In the summer of 1925, Coppedge travelled to Italy and immersed herself in painting local scenes. She stayed in the city of Florence, which was a base for her travels around Tuscany, ever recording pictorially the beauty of the Tuscan landscape. It is thought that during her time in Tuscany Fern was inspired to change her painting style. She began to simplify the natural elements she saw before her, often flattening them and she also became much more audacious when it came to her colour choices. One of my favourite works from this period is Coppedge’s painting entitled The Golden Arno. She had sketched views of the great Italian river as it passed through Tuscany and the painting was completed back in her home studio. Coppedge talked about this painting and how it came about:
“…From my hotel, overlooking the Arno in Florence—looking from the balcony window—I saw the Arno River flowing gently like molten gold. It was late afternoon, and lazy Italian boatmen floated past in the dark, sturdy barges, wending their way down the river. Along the opposite bank were charming old stucco houses in colours of pale and rusty yellow, rose, pink, and old red. Tiled roofs, arched doorways and deeply recessed windows, balconies, towers and turrets against the background of cypress trees—all mirrored in the waters of the Arno. Church towers and ancient castle walls patterned against the hills inspired me and thrilled me with an irresistible desire to put on canvas my impressions…”

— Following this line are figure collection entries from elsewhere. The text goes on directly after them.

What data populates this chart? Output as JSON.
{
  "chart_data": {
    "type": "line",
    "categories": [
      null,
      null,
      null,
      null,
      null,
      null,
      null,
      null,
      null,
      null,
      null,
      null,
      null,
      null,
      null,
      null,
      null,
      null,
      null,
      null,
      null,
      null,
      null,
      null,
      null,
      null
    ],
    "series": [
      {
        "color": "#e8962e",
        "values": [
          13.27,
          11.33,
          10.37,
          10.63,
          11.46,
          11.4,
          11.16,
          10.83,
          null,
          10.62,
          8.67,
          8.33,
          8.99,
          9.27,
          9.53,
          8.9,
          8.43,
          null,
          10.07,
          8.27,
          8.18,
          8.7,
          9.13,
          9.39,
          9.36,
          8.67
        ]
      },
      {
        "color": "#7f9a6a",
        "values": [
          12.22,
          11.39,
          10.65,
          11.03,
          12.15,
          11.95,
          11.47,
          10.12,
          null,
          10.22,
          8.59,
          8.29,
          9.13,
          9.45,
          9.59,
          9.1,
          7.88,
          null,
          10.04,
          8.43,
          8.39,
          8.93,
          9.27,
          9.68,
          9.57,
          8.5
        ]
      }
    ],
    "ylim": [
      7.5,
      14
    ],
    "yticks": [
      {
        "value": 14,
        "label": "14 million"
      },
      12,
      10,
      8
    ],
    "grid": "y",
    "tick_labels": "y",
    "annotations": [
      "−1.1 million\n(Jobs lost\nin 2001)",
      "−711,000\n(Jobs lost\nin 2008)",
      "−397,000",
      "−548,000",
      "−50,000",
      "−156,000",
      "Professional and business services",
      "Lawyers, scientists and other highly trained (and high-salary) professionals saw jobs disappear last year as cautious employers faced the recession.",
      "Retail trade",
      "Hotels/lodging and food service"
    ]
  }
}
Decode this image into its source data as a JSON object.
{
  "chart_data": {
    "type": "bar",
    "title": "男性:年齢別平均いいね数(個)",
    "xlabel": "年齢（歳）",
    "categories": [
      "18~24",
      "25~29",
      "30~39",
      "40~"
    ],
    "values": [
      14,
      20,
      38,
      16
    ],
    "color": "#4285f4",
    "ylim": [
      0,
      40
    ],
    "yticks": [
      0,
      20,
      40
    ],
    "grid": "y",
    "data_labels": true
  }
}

In 1926, the painting of the Arno was included in an exhibition of The Philadelphia Ten. It received great praise from both viewers and art critics. The painting was later exhibited in exhibitions in New York, Boston, and Philadelphia, and it is now regarded as one of her best works. It was also reproduced on the cover of The Literary Digest in March of 1930. The painting was acquired by her local high school, mostly likely after the school opened in 1931. Around 1934, Fern stopped exhibiting with The Philadelphia Ten and instead focused on exhibiting at her studio,

During her artistic career she received several awards including the Shillard Medal in Philadelphia, a Gold Medal from the Exposition of Women’s Achievements, another Gold Medal from the Plastics Club of Philadelphia, and the Kansas City H.O. Dean Prize for Landscape.
Coppedge died at her New Hope home on April 21st, 1951 at the age of 67. Her husband, Robert W. Coppedge, died in New Hope, Pennsylvania in 1948. The Coppedges, who were married in 1904, remained husband and wife for 44 years. Fern Coppedge was one of America’s most prolific painters, having completed over five thousand works during her lifetime. I will leave the last word on Fern Coppedge and her paintings to Arthur Edward Bye, an American landscape architect born in the Netherlands who grew up in Pennsylvania who said:
“…Man and his activities seem pleasantly remote but not absent in her landscapes. She fills them with houses and churches, lanes, bridges, and canals. They have therefore, that suggestion of human life, coloured with brightness, exuberant, which best answers the needs of most of us…”
Most of the information for this blog came from the website Pennsylvania through the eyes of Fern I Coppedge.